Un bhakta ne vit jamais en mauvaise compagnie. Un homme est parfois loué, parfois diffamé, c'est la nature même de la société humaine qui le veut; mais le bhakta se situe toujours au-delà des catégories artificielles que sont la réputation et la diffamation, le bonheur et le malheur. Il est très patient. Il n'a pas d'autre sujet de conversation que Krsna, et pour cette raison, on le dit silencieux; en effet, être silencieux ne signifie pas se taire, mais s'abstenir de prononcer des sottises. On ne doit parler que des choses essentielles, et pour le bhakta, le plus important est le Seigneur Suprême. Le bhakta est heureux quoi qu'il arrive; et, qu'il ait ou non des mets savoureux, il demeure satisfait. Peu lui importe le confort d'un logis: vivre sous un arbre, vivre dans un palais, l'un n'a pas plus d'attrait que l'autre. Il est fermement situé, car sa détermination et sa connaissance sont inébranlables. On trouvera peut-être des répétitions dans cette liste des qualités du bhakta, mais elles ont simplement pour but de souligner qu'il est indispensable d'acquérir toutes ces vertus pour devenir un pur bhakta. Et quiconque n'est pas un dévot du Seigneur ne possède, à vrai dire, aucune qualité. Pour développer ces qualités, le bhakta n'a pas à faire d'effort extérieur à la conscience de Krsna: le service de dévotion l'aide automatiquement à les acquérir.
yathoktam paryupasate
sraddadhana mat-parama
bhaktas te ’tiva me priyah
Celui qui, plein de foi, dans cette impérissable voie du service de dévotion s'engage tout entier, faisant de Moi le but suprême, celui-là M'est infiniment cher.

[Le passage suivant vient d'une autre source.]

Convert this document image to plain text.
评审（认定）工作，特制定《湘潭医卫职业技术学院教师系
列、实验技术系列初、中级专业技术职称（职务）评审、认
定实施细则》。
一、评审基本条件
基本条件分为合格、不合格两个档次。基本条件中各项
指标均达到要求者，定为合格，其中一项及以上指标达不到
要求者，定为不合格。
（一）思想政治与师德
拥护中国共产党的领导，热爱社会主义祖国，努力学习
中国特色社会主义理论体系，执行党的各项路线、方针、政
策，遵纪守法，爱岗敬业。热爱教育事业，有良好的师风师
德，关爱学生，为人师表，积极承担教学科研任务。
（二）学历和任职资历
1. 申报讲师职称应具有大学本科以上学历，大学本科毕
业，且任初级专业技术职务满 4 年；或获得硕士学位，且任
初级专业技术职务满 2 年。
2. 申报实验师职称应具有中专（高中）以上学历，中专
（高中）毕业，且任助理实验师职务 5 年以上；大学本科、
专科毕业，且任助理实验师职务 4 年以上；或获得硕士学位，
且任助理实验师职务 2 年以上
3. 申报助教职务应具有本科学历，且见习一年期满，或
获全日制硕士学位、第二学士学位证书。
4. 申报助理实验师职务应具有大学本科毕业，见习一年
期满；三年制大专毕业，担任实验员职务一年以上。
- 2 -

Ce chapitre dépeint la "religion", la fonction éternelle de l'être, c'est-à-dire le service spirituel et absolu qui mène au Seigneur Suprême. Ce mode d'action est très cher à Krsna, qui reconnaît pour Sien quiconque s'y engage. Arjuna demandait quelle était la meilleure voie, celle de la recherche du Brahman impersonnel ou celle du service personnel offert à la Personne Suprême. Le Seigneur lui répond si explicitement qu'il est impossible de douter que le service de dévotion offert à la Personne Suprême soit la meilleure méthode de réalisation spirituelle. En somme, ce chapitre certifie qu'en l'heureuse compagnie des bhaktas, on développe un attachement pour le pur service de dévotion, d'où l'on accepte un maître spirituel authentique; on commence alors à écouter de ses lèvres l'enseignement spirituel et à chanter les gloires du Seigneur, à observer avec foi, attachement et dévotion, les principes régulateurs du bhakti-yoga; et on se trouve ainsi engagé au service absolu du Seigneur. Tout le chapitre recommande cette voie. Il est donc certain que le service de dévotion est la seule voie conduisant à la réalisation spirituelle parfaite et absolue, à Dieu, la Personne Suprême. La conception impersonnelle de la Vérité Suprême et Absolue, qu'on trouve également décrite dans ce chapitre, ne vaut que jusqu'au moment où l'on se voue à la pleine réalisation spirituelle; en d'autres mots, elle n'est bénéfique qu'aussi longtemps qu'on n'a pas eu l'occasion d'entrer en contact avec un pur bhakta. Celui qui suit la voie impersonnelle agit sans prétendre au fruit de ses actes, il médite et cultive la connaissance, afin de pouvoir distinguer le spirituel du matériel, activités nécessaires tant que l'on n'est pas en contact avec un pur bhakta. Mais celui qui, par bonheur, trouve en lui, directement, le désir de s'engager dans la conscience de Krsna, dans le service de dévotion pur, n'a pas à franchir une à une les étapes de la réalisation spirituelle. Le service de dévotion, décrit aux chapitres sept à douze de la Bhagavad-gita, sied davantage à l'être distinct. Pour qui l'adopte, en effet, nul besoin de se soucier du maintien de son corps, car par la grâce du Seigneur, tout lui vient naturellement.
Ainsi s'achèvent les enseignements de Bhaktivedanta sur le douzième chapitre de la Srimad-Bhagavad-gita, intitulé: "Le service de dévotion".